답변:

비선형 활성화 기능이 제공하는 거의 모든 기능은 다른 답변으로 제공됩니다. 요약하자 :

- 첫째, 비선형 성이란 무엇을 의미합니까? 주어진 변수 / 변수와 관련하여 선형이 아닌 무언가 (이 경우 함수)를 의미합니다 (예 : `$f(c1.x1+c2.x\mathrm{2...}cn.xn+b)!=c1.f(x1)+c2.f(x2)...cn.f(xn)+b.$
- 이 맥락에서 비선형 성은 무엇을 의미합니까? 그것은 즉, 신경망 수 성공적으로 대략적인 기능 (최대-에 특정 오류 사용자에 의해 결정) 선형성을 따르지 않거나 성공적으로 선형이 아닌 결정을 경계로 나눈 함수의 클래스를 예측할 수 있습니다.$e$
- 왜 도움이 되나요? 선형성을 직접 따르는 물리적 세계 현상은 거의 찾을 수 없다고 생각합니다. 따라서 비선형 현상을 근사 할 수있는 비선형 함수가 필요합니다. 또한 좋은 직관은 결정 경계이거나 함수는 입력 피처의 다항식 조합의 선형 조합이므로 궁극적으로 비선형입니다.
- 활성화 기능의 목적? 비선형 성을 도입하는 것 외에도 모든 활성화 기능에는 고유 한 기능이 있습니다.

**Sigmoid $\frac{1}{(1+{e}^{-(w1\ast x\mathrm{1...}wn\ast xn+b)})}$**

This is one of the most common activation function and is monotonically increasing everywhere. This is generally used at the final output node as it squashes values between 0 and 1 (if output is required to be `0`

or `1`

).Thus above 0.5 is considered `1`

while below 0.5 as `0`

, although a different threshold (not `0.5`

) maybe set. Its main advantage is that its differentiation is easy and uses already calculated values and supposedly horseshoe crab neurons have this activation function in their neurons.

**Tanh** $\frac{{e}^{(w1\ast x\mathrm{1...}wn\ast xn+b)}-{e}^{-(w1\ast x\mathrm{1...}wn\ast xn+b)})}{({e}^{(w1\ast x\mathrm{1...}wn\ast xn+b)}+{e}^{-(w1\ast x\mathrm{1...}wn\ast xn+b)}}$

이것은 출력을 0에 집중시키는 경향이 있기 때문에 시그 모이 드 활성화 기능에 비해 이점이 있는데, 이는 후속 계층에 대해 더 나은 학습 효과를 갖는다 (특징 노멀 라이저로서 작용). 여기에 좋은 설명이 있습니다 . 음과 양의 출력 값은 각각 `0`

과 같이 간주 될 수 `1`

있습니다. 주로 RNN에서 사용됩니다.

**Re-Lu 활성화 기능** -위의 두 가지가 직면하는 사라지는 기울기 문제를 제거하는 장점이있는 또 다른 매우 간단한 단순 비선형 (양의 범위에서 선형이고 음의 범위가 서로 다른 음의 범위) 활성화 기능입니다.`0`

x는 + 무한 또는-무한으로 경향이 있습니다. 다음 은 명백한 선형성에도 불구하고 Re-Lu의 근사 검정력에 대한 답변입니다. ReLu는 죽은 뉴런을 갖는 단점이있어서 더 큰 NN을 초래합니다.

Also you can design your own activation functions depending on your specialized problem. You may have a quadratic activation function which will approximate quadratic functions much better. But then, you have to design a cost function which should be somewhat convex in nature, so that you can optimise it using first order differentials and the NN actually converges to a decent result. This is the main reason why standard activation functions are used. But I believe with proper mathematical tools, there is a huge potential for new and eccentric activation functions.

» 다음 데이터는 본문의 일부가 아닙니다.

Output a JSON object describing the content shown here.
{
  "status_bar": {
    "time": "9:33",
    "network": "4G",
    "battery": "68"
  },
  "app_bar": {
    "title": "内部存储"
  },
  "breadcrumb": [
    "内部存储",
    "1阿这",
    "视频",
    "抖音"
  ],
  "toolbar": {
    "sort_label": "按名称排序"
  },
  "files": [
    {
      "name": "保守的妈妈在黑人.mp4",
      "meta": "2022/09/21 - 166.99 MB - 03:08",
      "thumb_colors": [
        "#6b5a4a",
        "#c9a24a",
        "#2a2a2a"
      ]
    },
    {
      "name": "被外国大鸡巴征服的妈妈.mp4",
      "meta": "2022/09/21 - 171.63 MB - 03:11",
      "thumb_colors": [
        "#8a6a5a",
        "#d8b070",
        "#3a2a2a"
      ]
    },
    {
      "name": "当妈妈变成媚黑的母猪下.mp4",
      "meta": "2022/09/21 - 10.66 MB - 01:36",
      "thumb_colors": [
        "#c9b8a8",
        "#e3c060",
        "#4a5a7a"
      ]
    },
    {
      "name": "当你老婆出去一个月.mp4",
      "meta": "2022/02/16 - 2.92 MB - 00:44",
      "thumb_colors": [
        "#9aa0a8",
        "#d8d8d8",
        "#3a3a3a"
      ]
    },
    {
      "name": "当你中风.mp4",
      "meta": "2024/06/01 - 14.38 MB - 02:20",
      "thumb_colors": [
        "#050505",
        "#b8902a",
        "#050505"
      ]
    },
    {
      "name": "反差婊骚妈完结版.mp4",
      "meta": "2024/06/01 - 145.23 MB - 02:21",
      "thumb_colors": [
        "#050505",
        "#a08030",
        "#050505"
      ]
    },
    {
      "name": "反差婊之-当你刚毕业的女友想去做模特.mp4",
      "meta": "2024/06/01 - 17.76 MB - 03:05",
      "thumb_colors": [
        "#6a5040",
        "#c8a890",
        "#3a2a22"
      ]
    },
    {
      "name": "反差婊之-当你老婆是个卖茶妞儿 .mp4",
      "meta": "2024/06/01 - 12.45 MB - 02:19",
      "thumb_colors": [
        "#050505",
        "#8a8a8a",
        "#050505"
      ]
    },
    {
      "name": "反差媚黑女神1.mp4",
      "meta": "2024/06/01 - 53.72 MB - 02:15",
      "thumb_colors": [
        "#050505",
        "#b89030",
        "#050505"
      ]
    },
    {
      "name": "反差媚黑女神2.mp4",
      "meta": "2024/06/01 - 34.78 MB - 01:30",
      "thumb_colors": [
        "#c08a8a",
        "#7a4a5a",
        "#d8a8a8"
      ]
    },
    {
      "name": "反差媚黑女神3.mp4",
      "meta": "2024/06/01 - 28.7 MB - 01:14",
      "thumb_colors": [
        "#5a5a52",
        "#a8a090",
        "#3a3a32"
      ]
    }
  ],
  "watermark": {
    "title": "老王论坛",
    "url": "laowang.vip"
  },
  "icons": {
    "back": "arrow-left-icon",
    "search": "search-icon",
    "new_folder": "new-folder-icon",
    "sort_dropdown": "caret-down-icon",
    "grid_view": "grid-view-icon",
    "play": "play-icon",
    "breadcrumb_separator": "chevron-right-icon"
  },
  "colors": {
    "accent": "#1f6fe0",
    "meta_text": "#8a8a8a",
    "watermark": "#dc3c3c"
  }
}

For example, say you are trying to approximate a single variable quadratic function say $a.{x}^{2}+c$. This will be best approximated by a quadratic activation $w1.{x}^{2}+b$ where$w1$ and $b$ will be the trainable parameters. But designing a loss function which follows the conventional first order derivative method (gradient descent) can be quite tough for non-monotically increasing function.

**For Mathematicians:** In the sigmoid activation function $(1/(1+{e}^{-(w1\ast x\mathrm{1...}wn\ast xn+b)})$ we see that ${e}^{-(w1\ast x\mathrm{1...}wn\ast xn+b)}$ is always **<** `1`

. By binomial expansion, or by reverse calculation of the infinite GP series we get $sigmoid(y)$ = $1+y+{y}^{2}.....$. Now in a NN $y={e}^{-(w1\ast x\mathrm{1...}wn\ast xn+b)}$. Thus we get all the powers of $y$ which is equal to ${e}^{-(w1\ast x\mathrm{1...}wn\ast xn+b)}$$y$$x$${y}^{2}={e}^{-2(w1x1)}\ast {e}^{-2(w2x2)}\ast {e}^{-2(w3x3)}\ast ......{e}^{-2(b)}$. Thus each feature has a say in the scaling of the graph of ${y}^{2}$.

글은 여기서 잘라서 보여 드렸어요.